INTERVISTA A CACCIARI
«Per un laico credere vuol dire interrogarsi»
Raramente si è parlato tanto di fede e mai c’è stata tanta guerra.
E alla ricerca di un punto di vista laico che ci aiuti a comprendere questo
paradosso, interpelliamo un «cercatore di significati» come Massimo Cacciari.
Che, laicamente, precisa subito che «la parola fede di per sé non è un termine
in contrasto con guerra, non ne è l’opposto. Dunque non è detto che la fede
produca pace». Verissimo, anzi nella storia la fede ha prodotto anche
fanatismo, intolleranza. «Sì - prosegue Cacciari - Ma nelle diverse culture, la
categoria di fede rinvia a significati assai diversi.
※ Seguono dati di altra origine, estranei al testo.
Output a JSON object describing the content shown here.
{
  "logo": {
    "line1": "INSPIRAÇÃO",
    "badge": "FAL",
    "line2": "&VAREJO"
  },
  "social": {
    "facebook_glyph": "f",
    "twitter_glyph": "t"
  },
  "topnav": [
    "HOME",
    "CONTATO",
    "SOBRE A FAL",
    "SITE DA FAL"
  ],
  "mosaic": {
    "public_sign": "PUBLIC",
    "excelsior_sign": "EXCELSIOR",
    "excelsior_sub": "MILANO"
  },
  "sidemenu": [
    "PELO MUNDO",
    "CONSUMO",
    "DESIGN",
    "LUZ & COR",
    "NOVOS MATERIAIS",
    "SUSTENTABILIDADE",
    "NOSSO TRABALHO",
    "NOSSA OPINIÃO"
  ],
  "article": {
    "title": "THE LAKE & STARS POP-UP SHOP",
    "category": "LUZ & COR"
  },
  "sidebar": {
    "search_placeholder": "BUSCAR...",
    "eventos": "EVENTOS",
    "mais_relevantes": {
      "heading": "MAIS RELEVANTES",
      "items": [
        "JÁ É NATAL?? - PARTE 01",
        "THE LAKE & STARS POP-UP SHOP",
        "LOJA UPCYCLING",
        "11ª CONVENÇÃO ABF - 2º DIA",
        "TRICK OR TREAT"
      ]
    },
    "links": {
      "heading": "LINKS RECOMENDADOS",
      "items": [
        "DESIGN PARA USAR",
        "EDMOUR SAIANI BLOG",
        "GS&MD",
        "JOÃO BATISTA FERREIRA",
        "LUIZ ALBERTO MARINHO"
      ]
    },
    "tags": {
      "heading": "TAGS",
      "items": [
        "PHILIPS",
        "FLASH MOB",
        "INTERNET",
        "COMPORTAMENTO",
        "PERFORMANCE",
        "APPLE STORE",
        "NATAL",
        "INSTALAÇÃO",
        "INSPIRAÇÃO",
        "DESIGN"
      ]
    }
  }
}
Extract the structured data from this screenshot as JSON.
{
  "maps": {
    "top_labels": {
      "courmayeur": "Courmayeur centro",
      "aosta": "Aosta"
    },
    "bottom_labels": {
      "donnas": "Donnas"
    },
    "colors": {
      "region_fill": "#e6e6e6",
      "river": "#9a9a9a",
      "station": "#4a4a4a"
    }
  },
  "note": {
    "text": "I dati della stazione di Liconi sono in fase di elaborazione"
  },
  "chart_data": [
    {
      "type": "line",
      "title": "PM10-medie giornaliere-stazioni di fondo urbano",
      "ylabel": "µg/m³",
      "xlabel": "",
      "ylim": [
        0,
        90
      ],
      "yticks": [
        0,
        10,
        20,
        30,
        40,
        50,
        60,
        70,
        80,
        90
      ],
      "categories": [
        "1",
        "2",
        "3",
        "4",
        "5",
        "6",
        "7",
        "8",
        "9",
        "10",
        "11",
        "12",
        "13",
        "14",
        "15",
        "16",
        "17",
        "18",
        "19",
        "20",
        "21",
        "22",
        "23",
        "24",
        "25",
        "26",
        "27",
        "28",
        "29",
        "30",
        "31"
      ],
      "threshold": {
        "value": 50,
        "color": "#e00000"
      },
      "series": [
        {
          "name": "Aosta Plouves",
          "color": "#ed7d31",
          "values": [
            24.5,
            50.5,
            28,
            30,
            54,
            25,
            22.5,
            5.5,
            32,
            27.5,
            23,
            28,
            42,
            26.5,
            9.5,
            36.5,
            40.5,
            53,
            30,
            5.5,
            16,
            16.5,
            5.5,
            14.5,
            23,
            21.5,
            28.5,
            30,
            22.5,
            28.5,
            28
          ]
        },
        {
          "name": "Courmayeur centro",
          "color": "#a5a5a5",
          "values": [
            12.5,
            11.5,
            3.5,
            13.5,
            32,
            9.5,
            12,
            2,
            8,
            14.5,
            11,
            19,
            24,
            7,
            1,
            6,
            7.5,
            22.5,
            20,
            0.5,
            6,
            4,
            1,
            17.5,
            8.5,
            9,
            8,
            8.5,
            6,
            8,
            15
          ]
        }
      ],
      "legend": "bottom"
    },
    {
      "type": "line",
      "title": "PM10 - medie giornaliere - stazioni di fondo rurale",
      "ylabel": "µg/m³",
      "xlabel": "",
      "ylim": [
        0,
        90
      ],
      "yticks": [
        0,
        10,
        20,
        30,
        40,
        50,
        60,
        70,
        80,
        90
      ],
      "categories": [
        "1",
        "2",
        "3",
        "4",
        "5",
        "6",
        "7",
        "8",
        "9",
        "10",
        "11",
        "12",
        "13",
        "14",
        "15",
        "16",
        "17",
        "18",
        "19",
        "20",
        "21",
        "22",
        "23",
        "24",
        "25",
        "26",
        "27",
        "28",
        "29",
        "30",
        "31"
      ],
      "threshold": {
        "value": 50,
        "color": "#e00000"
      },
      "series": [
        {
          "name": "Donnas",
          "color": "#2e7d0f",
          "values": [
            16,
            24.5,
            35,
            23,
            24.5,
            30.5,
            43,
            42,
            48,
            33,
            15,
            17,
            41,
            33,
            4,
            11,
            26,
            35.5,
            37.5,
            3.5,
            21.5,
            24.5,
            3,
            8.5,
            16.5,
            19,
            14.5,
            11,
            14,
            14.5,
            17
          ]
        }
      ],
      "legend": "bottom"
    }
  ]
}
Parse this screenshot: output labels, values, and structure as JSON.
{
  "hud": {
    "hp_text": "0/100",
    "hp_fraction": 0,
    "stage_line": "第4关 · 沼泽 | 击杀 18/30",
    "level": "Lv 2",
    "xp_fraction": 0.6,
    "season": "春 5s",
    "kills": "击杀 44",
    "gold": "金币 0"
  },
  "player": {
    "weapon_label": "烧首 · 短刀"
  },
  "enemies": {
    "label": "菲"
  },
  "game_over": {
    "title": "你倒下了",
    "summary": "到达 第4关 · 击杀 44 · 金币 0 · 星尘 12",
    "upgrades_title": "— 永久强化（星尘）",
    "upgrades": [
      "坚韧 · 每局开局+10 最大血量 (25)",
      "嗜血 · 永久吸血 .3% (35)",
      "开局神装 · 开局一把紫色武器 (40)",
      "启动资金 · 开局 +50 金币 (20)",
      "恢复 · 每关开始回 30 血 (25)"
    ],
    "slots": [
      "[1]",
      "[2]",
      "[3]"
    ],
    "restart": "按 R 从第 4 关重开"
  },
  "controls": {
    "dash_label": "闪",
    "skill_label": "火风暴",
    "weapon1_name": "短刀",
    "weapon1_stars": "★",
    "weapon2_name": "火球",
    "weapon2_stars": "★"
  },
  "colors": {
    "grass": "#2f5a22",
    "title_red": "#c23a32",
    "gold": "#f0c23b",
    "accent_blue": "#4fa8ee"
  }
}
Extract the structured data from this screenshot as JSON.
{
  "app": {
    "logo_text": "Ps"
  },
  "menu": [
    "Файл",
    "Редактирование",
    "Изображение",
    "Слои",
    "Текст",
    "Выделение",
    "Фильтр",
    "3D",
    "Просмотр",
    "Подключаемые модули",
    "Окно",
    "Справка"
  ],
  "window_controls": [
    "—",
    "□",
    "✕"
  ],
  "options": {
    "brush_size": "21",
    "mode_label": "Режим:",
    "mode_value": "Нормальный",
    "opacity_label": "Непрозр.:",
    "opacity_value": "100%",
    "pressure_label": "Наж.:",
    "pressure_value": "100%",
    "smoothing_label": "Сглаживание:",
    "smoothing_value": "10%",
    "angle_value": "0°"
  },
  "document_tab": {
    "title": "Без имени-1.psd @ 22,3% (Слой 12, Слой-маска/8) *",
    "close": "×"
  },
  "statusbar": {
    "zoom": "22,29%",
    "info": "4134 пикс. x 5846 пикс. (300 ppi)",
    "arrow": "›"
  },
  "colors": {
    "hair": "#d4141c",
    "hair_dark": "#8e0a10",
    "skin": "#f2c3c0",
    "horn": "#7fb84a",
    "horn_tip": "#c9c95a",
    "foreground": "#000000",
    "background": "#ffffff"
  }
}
Per la religione
islamica, sia nella tradizione sunnita che sciita, è obbedienza della legge,
rispetto dei comandamenti fondamentali. Per il Cristianesimo, invece, si è
salvi per fede». Quindi, L’Islàm vede la fede come adesione a un progetto sociale,
politico, culturale e religioso. Un progetto molto esigente. «Mica tanto.
Preghiera e pellegrinaggio possono essere anche sostituiti con l’elemosina.
L’Islàm è realistico sulle capacità umane mentre Gesù è assolutamente
utopistico. Il Cristianesimo chiede all’uomo doti soprannaturali per la sua
salvezza che l’Islàm non pretende. Ma nello stesso Cristianesimo ci sono
atteggiamenti diversi di fronte alla fede: quello intransigente di Lutero non
ha a che fare con l’altro che si affermerà nella Chiesa cattolica con la
cosiddetta Controriforma».
Ma la cultura laica e la tradizione filosofica come riguardano la fede? «Qui le
differenze sono ancora più radicali: da un lato c’è un atteggiamento in senso
lato razionalistico, illuministico, per cui la fede è vista quasi come
superstizione, dall’altro uno laicistico meno intollerante che la considera una
specie di fatto privato, l’esercizio di una libertà di pensiero. C’è poi un
punto di vista a mio avviso più serio, che si interroga sulla relazione tra
fede e sapere: importante anche per l’Islàm, ma che lì s’interrompe con
Averroé, e comunque non dà affatto i frutti che dà nel nostro mondo, come
quelli dell’ultima grande stagione dell’idealismo». Questo ci aiuta a capire la
nostra contemporaneità? Ad esempio, se le radici dell’odio millenario che
infiamma il Medio Oriente siano in fedi contrapposte? «Quel conflitto non ha
nulla a che vedere con la fede. Anzi, credo che i fattori specificamente
religiosi avessero scarsa valenza anche all’epoca delle Crociate». Come,
allora, recuperare un senso universale, cioé anche laico, della fede?
«Comprendendo che, almeno nella Cristianità, essa non si è mai opposta alla
ragione. Fin da Agostino, e ancor prima, con Clemente e Aurigene, la verità
cristiana si è sempre rappresentata come ”indaganda”, come qualcosa che
riguardi anche la mente e non solo il cuore. Ma se questo può esser chiaro per
il teologo, come si può comprendere la fede anche da un punto di vista
filosofico? Io direi, ancora in termini agostiniani, cioé considerando che ogni
ricerca presuppone la fiducia nel cercato: non potrei ricercare alcunché se non
presupponessi che il cercato esiste. Insomma, anche per il filosofo, la
dimensione del credere è quella che interroga ogni momento della ricerca».